Filings fell in 2011, but a dramatic spike in the 2012 foreclosure rate is spreading the pain to middle-class residents with higher-quality loans.

These homeowners should be the backbone of a stable middle class in Queens, but they’ve been undone by high unemployment and unyielding bankers.

The new face of foreclosures includes couples of whom one spouse loses a job — and the only replacement is part-time work for lower pay. Many owners of two-family homes are falling behind on mortgage payments after their tenants become unemployed.

Foreclosures jumped 19 percent in New York City and 164 percent in Queens in 2012 versus 2011, as The Post reported last week. Four of the hardest-hit sections of Queens — St. Albans, Rosedale, Cambria Heights and Queens Village — saw foreclosure rates more than double, according to RealtyTrac. More than 2 percent of housing units in those areas are in foreclosure, outstripping the national average of 1.39 percent.


georgetheatheist said...

Andrew Cuomo and Fannie and Freddie
How the youngest Housing and Urban Development secretary in history gave birth to the mortgage crisis
By Wayne Barrett Tuesday, Aug 5 2008

There are as many starting points for the mortgage meltdown as there are fears about how far it has yet to go, but one decisive point of departure is the final years of the Clinton administration, when a kid from Queens without any real banking or real-estate experience was the only man in Washington with the power to regulate the giants of home finance, the Federal National Mortgage Association (FNMA) and the Federal Home Loan Mortgage Corporation (FHLMC), better known as Fannie Mae and Freddie Mac.

Get an education. Read the whole article here.

Anonymous said...

Think Resorts World Cacino....

Anonymous said...

"They" are not middle class homewoners. "They" are poor people with low incomes who paid too much and borrowed to much their houses. And most of them are not resident owners, but slum lords.

Anonymous said...

NY Community Bank (Queens County Bank) did not enable borrowers (NINJNA) ,no income no job no assets, to get subprime loans .

when obama's T.A.R.P. automatically loaned them $500,000,000.00 .......NYCB returned the $$$$$$$.
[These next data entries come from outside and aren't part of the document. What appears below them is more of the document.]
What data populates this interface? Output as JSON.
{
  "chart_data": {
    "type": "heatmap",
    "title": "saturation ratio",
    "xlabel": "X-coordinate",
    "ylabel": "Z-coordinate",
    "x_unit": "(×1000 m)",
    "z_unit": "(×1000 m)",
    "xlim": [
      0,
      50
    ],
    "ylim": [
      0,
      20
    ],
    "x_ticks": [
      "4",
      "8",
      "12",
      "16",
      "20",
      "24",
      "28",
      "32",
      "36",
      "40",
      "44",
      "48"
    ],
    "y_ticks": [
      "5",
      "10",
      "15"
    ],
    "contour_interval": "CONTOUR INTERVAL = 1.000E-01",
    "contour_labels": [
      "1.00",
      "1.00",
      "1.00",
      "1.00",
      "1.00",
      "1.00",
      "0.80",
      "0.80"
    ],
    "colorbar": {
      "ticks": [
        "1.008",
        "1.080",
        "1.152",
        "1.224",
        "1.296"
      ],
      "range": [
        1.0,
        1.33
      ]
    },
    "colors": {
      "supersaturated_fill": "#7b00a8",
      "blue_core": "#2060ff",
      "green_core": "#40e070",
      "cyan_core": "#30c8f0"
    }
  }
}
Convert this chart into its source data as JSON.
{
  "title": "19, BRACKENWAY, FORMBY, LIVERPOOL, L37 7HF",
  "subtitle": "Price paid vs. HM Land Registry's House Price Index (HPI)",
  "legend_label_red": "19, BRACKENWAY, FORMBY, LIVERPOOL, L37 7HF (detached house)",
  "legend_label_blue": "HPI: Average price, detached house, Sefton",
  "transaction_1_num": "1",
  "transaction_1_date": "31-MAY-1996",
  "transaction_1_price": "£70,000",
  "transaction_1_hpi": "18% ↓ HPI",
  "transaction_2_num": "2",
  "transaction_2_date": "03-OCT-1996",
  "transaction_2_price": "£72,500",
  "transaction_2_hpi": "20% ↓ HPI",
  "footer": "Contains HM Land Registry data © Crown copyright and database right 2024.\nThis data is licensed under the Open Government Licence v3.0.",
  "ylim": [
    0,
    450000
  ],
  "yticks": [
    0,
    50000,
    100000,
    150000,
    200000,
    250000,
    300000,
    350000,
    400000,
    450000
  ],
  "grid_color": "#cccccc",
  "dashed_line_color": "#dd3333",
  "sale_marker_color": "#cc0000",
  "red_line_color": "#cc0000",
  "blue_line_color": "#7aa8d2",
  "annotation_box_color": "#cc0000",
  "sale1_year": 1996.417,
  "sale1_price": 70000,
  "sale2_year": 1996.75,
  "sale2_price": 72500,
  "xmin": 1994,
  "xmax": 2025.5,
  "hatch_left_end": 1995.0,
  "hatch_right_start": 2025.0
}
Citibank was notorious in giving these loans to those who could not pay the loan back. but then ,was not their officials members of the democrat elite government. eg. Robert Rubin ?

Anonymous said...

Rahm Emanuel made millions in bonuses for the great job he did at Fannie Mae (or was it Freddie Mac), both of which went bust in 2008. We are in a depression that has been masked by Bernanke's trillions of dollars in money printing. In other words, the middle class has paid for the upper 1%'s big gains in their stock portfolios through debasement of our purchasing power. Been in the supermarket lately?

Anonymous said...

jamie gorelick ,Clinton's deputy attorney general,made $26million at Fannie or Freddie when she left the administration.

she also made mucho $$$$$$ defending steven rattner,(doombergs ex-finance advisor,obama's GM car czar),who paid millions to stay out of prison during the Hevesi/Morris NYC/NYS pension fund scandal.

whats in your wallet today ?

William Jefferson Clinton said...

Yuk-yuk-yuk. You kin fool some of the people all of the time and all of the people some of the time.

Yuk-yuk-yuk. Always tell 'em it was Bush's fault. Yuk-yuk.